29/05/2026
L’acquéreur engage sa responsabilité délictuelle à l’égard de l’agent immobilier lorsqu’il lui a fait perdre sa commission par son comportement fautif.
« 5. Il résulte des articles 1200 et 1240 du code civil que le tiers à un contrat qui se rend complice de la violation par une partie de ses obligations contractuelles engage sa responsabilité délictuelle.
6. Il est jugé, sur le fondement de l'article 1382, devenu 1240, du code civil, et des articles 6 de la loi n° 70-9 du 2 janvier 1970 et 73 du décret n° 72-678 du 20 juillet 1972 que, même s'il n'est pas débiteur de la commission, l'acquéreur dont le comportement fautif a fait perdre celle-ci à l'agent immobilier, par l'entremise duquel il a été mis en rapport avec le vendeur qui l'avait mandaté, doit, sur le fondement de la responsabilité délictuelle, réparation à cet agent immobilier de son préjudice (Ass. plén., 9 mai 2008, pourvoi n° 07-12.449, Bull. 2008, n° 3).
(…)
10. [La cour d’appel] a pu en déduire que, le comportement d'ensemble des acquéreurs, éclairé par les termes mêmes de la clause stipulée à la promesse de vente, traduisant une volonté d'agir en fraude aux droits de l'agent immobilier, les premiers avaient engagé leur responsabilité délictuelle à l'égard du second. »

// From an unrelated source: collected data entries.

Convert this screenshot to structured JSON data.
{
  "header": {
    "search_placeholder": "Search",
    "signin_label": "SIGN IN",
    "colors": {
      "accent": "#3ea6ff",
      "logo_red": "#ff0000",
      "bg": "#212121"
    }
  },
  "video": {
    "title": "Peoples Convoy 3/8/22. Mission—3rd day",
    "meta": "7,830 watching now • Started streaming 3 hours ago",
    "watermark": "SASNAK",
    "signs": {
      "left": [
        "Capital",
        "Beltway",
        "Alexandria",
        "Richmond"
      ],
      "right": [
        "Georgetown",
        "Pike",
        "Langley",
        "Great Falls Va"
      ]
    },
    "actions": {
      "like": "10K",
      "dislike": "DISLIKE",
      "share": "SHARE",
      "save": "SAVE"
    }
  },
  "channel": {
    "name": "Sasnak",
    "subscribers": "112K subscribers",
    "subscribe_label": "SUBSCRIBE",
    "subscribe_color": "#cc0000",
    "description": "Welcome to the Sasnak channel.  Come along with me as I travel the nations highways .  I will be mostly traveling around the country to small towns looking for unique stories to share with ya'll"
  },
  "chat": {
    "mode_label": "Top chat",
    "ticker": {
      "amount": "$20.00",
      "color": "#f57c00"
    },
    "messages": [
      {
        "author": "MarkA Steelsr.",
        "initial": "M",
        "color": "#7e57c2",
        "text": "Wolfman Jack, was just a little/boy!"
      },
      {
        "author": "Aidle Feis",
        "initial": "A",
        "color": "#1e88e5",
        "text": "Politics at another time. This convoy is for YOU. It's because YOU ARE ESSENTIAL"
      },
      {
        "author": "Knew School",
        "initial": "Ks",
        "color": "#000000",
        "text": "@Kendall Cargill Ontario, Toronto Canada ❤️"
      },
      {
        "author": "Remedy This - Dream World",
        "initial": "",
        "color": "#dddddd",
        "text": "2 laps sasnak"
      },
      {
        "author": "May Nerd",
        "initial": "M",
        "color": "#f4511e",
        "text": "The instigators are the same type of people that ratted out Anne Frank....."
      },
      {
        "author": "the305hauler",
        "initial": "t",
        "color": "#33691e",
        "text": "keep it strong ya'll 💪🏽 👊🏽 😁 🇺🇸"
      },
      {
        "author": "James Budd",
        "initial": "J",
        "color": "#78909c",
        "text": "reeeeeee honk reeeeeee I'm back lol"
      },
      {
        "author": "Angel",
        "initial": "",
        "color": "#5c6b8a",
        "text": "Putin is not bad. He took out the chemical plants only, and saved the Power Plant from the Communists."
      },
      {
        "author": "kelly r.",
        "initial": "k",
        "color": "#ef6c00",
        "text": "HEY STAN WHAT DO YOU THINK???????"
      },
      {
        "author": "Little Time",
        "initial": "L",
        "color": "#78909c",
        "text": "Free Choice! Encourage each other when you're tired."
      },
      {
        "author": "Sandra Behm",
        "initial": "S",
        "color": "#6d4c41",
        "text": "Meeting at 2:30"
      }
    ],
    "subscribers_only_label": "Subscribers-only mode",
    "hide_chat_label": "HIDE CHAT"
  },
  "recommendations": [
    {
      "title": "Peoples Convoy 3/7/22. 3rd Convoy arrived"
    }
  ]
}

🔹 Apport : La Cour de cassation réitère aux termes d’un arrêt publié, la solution précédemment dégagée en Assemblée Plénière le 9 mai 2008.
L’acquéreur qui, après avoir visité un bien immobilier par l’intermédiaire d’un agent immobilier, tente de le « court-circuiter » pour éviter de payer sa commission, engage sa responsabilité délictuelle à l’égard de l’agent immobilier.
La cour d’appel, juge du fond, avait relevé plusieurs indices pour caractériser les manœuvres frauduleuses des acquéreurs :
• Une visite avait eu lieu en présence de l’agent immobilier ;
• Seulement cinq semaines plus t**d, une promesse de vente était signée à l’insu de l’agent immobilier ;
• Cette promesse mentionnait que l'acquéreur s'engageait « à prendre en charge la totalité des éventuelles poursuites qui pourraient être formulées par les agences immobilières qu'il aurait contactées pour la présentation de ce bien » ;
• La clause avait été vraisemblablement dissimulée lors de l’acte authentique devant Notaire.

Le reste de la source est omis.